Abstimmung im EU-Parlament Aus für ACTA-Abkommen
Das umstrittene Urheberrechtsabkommen ACTA ist vom Tisch: Im Europäischen Parlament stimmte eine Mehrheit der Abgeordneten gegen den zwischen der EU, den USA und neun weiteren Ländern geschlossenen Vertrag. Dieser sollte eigentlich Produktpiraterie bekämpfen, Kritiker fürchteten aber Netzsperren und Zensur.
Das Europaparlament hat das umstrittene Urheberrechtsabkommen ACTA endgültig abgelehnt. Wie erwartet stimmte eine breite Mehrheit der Abgeordneten in Straßburg gegen den Vertrag, den die EU-Kommission mit den USA und neun anderen Ländern ausgehandelt hatte. 478 Parlamentarier stimmten mit "Nein", nur 39 befürworteten das Vertragswerk. 165 Abgeordnete, vor allem Christdemokraten, enthielten sich ihrer Stimme.

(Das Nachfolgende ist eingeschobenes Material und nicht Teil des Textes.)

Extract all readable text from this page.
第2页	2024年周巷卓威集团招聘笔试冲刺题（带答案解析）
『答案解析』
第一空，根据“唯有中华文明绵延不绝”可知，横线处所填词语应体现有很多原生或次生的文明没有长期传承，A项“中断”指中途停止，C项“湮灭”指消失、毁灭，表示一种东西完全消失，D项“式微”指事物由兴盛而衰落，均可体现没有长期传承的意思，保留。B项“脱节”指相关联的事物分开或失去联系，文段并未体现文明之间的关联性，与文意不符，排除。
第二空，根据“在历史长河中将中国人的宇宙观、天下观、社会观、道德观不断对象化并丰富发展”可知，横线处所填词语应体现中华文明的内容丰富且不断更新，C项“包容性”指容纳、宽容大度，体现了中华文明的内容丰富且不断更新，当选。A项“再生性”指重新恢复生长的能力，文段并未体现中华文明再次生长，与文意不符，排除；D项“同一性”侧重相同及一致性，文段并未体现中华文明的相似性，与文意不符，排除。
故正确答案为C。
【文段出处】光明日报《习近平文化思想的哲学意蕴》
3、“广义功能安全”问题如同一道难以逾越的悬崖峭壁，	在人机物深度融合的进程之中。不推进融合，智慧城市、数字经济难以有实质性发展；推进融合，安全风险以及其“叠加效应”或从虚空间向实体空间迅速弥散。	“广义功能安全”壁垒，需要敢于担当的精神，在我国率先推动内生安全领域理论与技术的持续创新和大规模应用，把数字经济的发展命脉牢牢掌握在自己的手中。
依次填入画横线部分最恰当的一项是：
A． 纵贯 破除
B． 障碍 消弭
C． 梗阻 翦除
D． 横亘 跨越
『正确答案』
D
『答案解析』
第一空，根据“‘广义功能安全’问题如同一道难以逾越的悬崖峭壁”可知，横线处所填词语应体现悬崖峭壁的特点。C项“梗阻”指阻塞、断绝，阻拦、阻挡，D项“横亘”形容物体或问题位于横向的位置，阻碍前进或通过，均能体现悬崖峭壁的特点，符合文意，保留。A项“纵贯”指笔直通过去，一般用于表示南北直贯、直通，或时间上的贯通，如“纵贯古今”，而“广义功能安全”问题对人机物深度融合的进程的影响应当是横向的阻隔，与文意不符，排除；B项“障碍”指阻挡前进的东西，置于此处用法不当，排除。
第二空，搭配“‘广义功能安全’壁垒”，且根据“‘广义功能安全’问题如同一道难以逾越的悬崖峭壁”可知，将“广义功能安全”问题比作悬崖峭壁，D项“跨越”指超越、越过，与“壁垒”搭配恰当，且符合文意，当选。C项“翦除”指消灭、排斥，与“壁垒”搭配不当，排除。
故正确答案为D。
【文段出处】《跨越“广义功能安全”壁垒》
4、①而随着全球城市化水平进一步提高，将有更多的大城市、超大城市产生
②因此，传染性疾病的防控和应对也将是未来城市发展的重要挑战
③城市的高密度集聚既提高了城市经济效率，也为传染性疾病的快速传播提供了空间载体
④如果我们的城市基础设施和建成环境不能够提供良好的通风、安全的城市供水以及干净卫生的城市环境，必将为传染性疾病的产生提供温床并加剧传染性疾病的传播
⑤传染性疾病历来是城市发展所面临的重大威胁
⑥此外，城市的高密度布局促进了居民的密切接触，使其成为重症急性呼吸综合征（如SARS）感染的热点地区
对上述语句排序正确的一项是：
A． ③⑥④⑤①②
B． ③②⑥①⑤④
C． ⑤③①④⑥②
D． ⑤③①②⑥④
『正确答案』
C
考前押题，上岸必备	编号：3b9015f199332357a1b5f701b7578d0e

In der EU ist das Abkommen damit vom Tisch, weil es ohne Zustimmung des Europaparlaments in der EU nicht in Kraft treten kann. Die Christdemokraten hatten zuletzt noch vergeblich versucht, die Abstimmung zu verschieben, um das Vertragswerk doch noch zu retten. Die EU-Kommission hat bereits klargestellt, dass es kein neues Abkommen geben soll. Sie will jetzt das Gutachten des Europäischen Gerichtshofes in Luxemburg (EuGH) abwarten, und dann die Lage prüfen.
Lob und Kritik aus den Parteien
Vertreter von SPD, FDP, Grünen, Linkspartei und Piratenpiraten begrüßten die Entscheidung. Der Vertrag sei auf "völlig intransparente Weise zustande gekommen", sagte etwa SPD-Chef Sigmar Gabriel. Im schlimmsten Fall hätte der Vertrag zu einer "erheblichen Beschränkung der Freiheit im Netz" führen können. Die Reaktionen in der Union fielen unterschiedlich aus. So bedauerte der außenhandelspolitische Sprecher der EVP-Fraktion, Daniel Caspary (CDU), die Entscheidung. Statt ACTA komplett abzulehnen, hätte man die Stellungnahme des EuGH abwarten sollen.
Kritik kam auch von der Arbeitgeberseite: Der Bundesverband der Deutschen Industrie (BDI) sagte, Piraterie schade deutschen Unternehmen. ACTA wäre ein wichtiger erster Schritt gewesen, um einen internationalen Rechtsrahmen für den Schutz geistigen Eigentums zu schaffen.
Der Deutsche Journalisten-Verband (DJV) warnte vor einer Aufweichung des Urheberrechts. "Aus Sicht des DJV müssen die Urheber im Netz in gleichem Maße geschützt werden wie etwa in ihrem Verhältnis zu Verlagen oder Sendern", teilte die Gewerkschaft mit.
Berlin: Problem Produkt- und Markenpiraterie anpacken
Die Bundesregierung kündigte nach der Abstimmung in Straßburg an, sie wolle versuchen, zumindest Teile von ACTA (Anti-Counterfeitung Trade Agreement) zu retten: Die Bereiche Produkt- und Markenpiraterie könnten in einem separaten Abkommen geregelt werden, sagte Bundesjustizministerin Sabine Leutheusser-Schnarrenberger. Denn diese Probleme müssten auf den Tisch. Bislang stehe es aber nicht zur Debatte, ein neues Abkommen in dieser Richtung aufzulegen, ergänzte ein Ministeriumssprecher.
Deutschland hatte bereits im Februar beschlossen, dem Vertrag die Unterschrift zu versagen und den Entscheidungsprozess der EU abzuwarten. Das Abkommen sollte ursprünglich Produkt- und Markenpiraterie - auch im Internet - bekämpfen. Kritiker hatten aber befürchtet, dass es in der Folge zu einer massiven Überwachung im Internet, Zensur und sogar Netzsperren kommen könnte. Gegen den Vertrag waren weltweit immer wieder Menschen auf die Straßen gegangen.